Le Quotidien du pharmacien. - Vous évoquiez récemment une économie officinale plongée dans une dépression post-Covid. Comment pensez-vous sortir la pharmacie de ce syndrome ?
Philippe Besset. - Les chiffres du mois d'avril confirment malheureusement les tendances à la baisse que nous avions déjà observées en janvier, février et mars. Nous sommes désormais obligés d'étudier les moyens de rebondir après cette période Covid. Toutefois, le sujet est double. Nous devons tout d'abord convaincre les pouvoirs publics, les autorités de santé, que notre activité, qui dépend à 80 % de l'assurance-maladie, a besoin d'urgence d'une revalorisation tarifaire des actes de dispensation, c’est-à-dire tous les honoraires. Cette revalorisation doit être indexée à l'inflation.
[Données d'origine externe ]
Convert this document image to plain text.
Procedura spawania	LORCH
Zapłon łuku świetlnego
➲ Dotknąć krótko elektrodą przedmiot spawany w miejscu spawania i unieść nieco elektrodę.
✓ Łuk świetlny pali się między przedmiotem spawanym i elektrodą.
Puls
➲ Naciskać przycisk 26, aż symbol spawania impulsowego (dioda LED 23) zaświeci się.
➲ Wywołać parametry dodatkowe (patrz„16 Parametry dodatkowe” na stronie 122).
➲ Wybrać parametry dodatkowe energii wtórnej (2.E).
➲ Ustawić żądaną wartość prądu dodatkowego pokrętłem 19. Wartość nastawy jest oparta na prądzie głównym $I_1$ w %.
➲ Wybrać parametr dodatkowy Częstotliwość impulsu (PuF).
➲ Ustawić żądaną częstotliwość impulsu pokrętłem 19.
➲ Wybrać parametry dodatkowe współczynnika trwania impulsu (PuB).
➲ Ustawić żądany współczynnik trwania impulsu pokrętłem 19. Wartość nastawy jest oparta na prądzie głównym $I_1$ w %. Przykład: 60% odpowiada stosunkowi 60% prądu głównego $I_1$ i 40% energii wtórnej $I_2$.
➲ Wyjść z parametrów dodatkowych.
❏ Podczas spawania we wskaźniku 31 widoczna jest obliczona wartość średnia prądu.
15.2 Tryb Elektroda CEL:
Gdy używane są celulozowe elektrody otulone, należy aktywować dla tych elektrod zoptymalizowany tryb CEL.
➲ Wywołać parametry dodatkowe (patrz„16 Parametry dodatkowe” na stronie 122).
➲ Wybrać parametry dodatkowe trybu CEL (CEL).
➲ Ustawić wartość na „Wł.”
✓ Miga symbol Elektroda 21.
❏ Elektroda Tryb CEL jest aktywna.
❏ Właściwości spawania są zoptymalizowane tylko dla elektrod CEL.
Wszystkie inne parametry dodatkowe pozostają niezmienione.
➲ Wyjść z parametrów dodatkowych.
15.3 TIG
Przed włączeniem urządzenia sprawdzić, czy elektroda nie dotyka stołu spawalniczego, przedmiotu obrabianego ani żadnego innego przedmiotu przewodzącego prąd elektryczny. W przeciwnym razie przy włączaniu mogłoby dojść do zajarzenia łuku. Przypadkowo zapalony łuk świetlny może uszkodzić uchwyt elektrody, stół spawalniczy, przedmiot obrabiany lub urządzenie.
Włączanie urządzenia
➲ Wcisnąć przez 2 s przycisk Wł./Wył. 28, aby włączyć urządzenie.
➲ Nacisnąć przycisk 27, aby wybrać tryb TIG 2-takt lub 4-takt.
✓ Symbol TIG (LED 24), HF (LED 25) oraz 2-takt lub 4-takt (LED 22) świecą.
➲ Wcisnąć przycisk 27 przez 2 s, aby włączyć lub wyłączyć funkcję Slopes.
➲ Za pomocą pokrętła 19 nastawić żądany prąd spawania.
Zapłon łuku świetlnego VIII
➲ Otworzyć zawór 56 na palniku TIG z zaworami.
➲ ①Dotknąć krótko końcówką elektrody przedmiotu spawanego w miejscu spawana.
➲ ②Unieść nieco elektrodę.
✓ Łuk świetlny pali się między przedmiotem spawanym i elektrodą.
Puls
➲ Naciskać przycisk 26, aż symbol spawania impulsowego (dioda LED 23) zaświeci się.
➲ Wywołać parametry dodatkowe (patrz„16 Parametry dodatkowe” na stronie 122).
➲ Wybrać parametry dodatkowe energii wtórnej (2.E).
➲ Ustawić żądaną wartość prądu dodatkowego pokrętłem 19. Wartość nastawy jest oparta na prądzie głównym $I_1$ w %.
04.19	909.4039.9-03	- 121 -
Du jamais vu depuis l'institution des honoraires…
Oui, exactement, et je dirais même plus, c'est la première fois que nous demandons que les honoraires soient revalorisés. Cela ne s'est jamais fait. Quand ils ont été créés, ils l'ont été par un transfert de charge. On a procédé à un échange et on est tombé d'accord au milieu sur une revalorisation budgétaire. Ce qui est tout à fait différent et surtout ne se voit pas. Pour la première fois, la revalorisation va se voir et cette question est centrale pour nous.
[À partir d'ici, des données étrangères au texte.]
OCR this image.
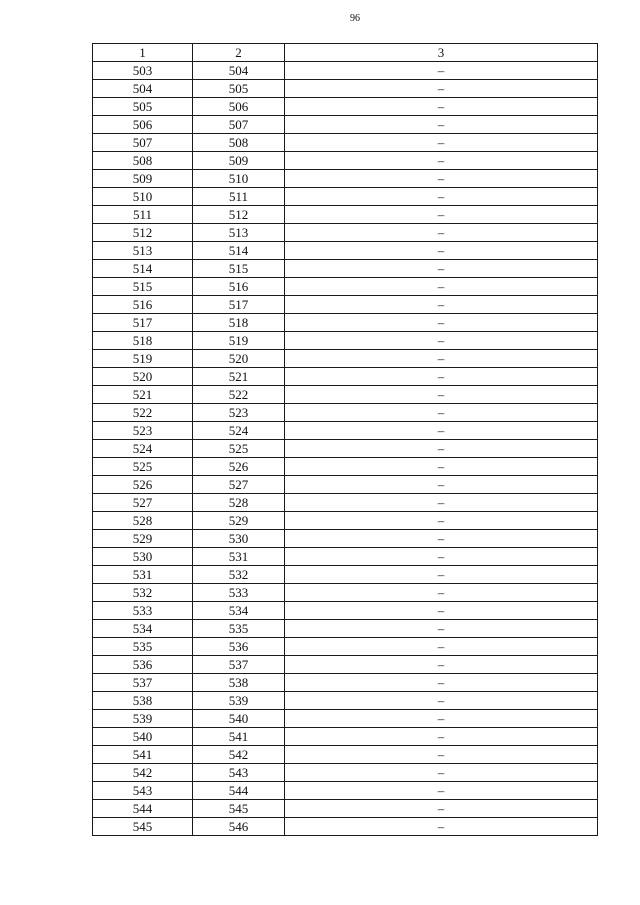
96
1	2	3
503	504	–
504	505	–
505	506	–
506	507	–
507	508	–
508	509	–
509	510	–
510	511	–
511	512	–
512	513	–
513	514	–
514	515	–
515	516	–
516	517	–
517	518	–
518	519	–
519	520	–
520	521	–
521	522	–
522	523	–
523	524	–
524	525	–
525	526	–
526	527	–
527	528	–
528	529	–
529	530	–
530	531	–
531	532	–
532	533	–
533	534	–
534	535	–
535	536	–
536	537	–
537	538	–
538	539	–
539	540	–
540	541	–
541	542	–
542	543	–
543	544	–
544	545	–
545	546	–
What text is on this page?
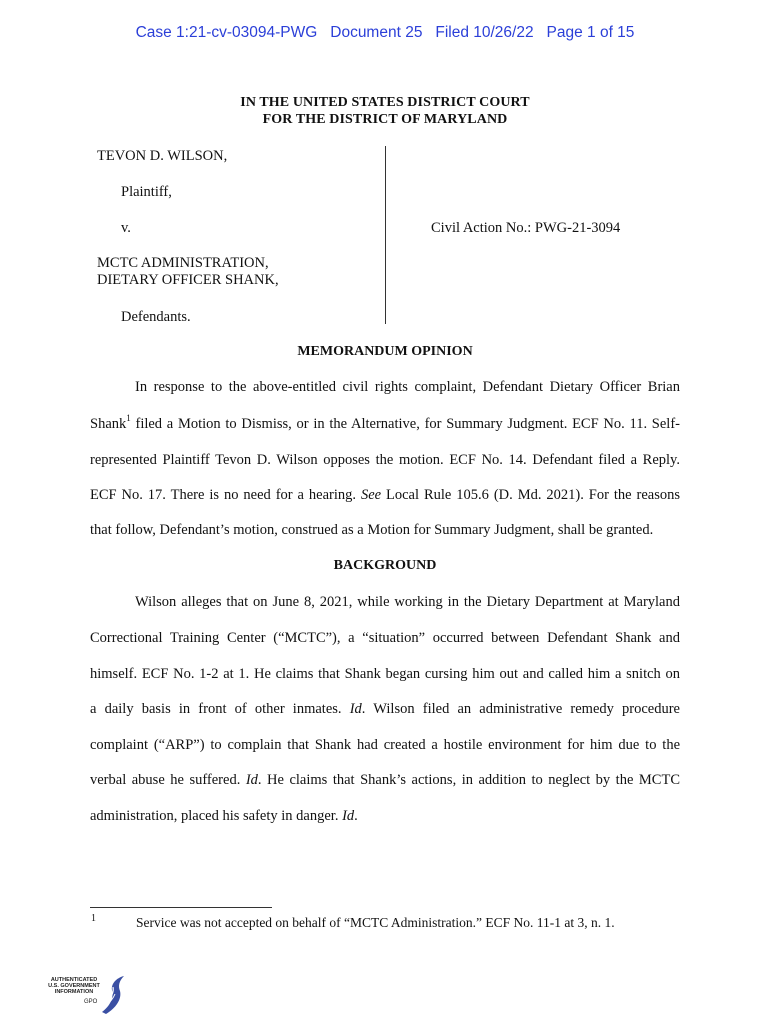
Case 1:21-cv-03094-PWG   Document 25   Filed 10/26/22   Page 1 of 15
IN THE UNITED STATES DISTRICT COURT
FOR THE DISTRICT OF MARYLAND
TEVON D. WILSON,
Plaintiff,
v.
MCTC ADMINISTRATION,
DIETARY OFFICER SHANK,
Defendants.
Civil Action No.: PWG-21-3094
MEMORANDUM OPINION
In response to the above-entitled civil rights complaint, Defendant Dietary Officer Brian
Shank$^1$ filed a Motion to Dismiss, or in the Alternative, for Summary Judgment. ECF No. 11. Self-
represented Plaintiff Tevon D. Wilson opposes the motion. ECF No. 14. Defendant filed a Reply.
ECF No. 17. There is no need for a hearing. See Local Rule 105.6 (D. Md. 2021). For the reasons
that follow, Defendant’s motion, construed as a Motion for Summary Judgment, shall be granted.
BACKGROUND
Wilson alleges that on June 8, 2021, while working in the Dietary Department at Maryland
Correctional Training Center (“MCTC”), a “situation” occurred between Defendant Shank and
himself. ECF No. 1-2 at 1. He claims that Shank began cursing him out and called him a snitch on
a daily basis in front of other inmates. Id. Wilson filed an administrative remedy procedure
complaint (“ARP”) to complain that Shank had created a hostile environment for him due to the
verbal abuse he suffered. Id. He claims that Shank’s actions, in addition to neglect by the MCTC
administration, placed his safety in danger. Id.
1	Service was not accepted on behalf of “MCTC Administration.” ECF No. 11-1 at 3, n. 1.
AUTHENTICATED
U.S. GOVERNMENT
INFORMATION
GPO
Qu'en est-il des missions, l'un des autres piliers de la rémunération officinale ?
Les missions constituent en effet le deuxième axe sur lequel sur nous allons travailler avec l'assurance-maladie lors des négociations de l'automne. Le déploiement des missions a été quelque peu mis sous cloche pendant le Covid. Il convient de les réactiver car les missions, rappelons-le, participent au développement de l'activité de l'officine, que ce soit les bilans partagés de médication ou les vaccins, par exemple.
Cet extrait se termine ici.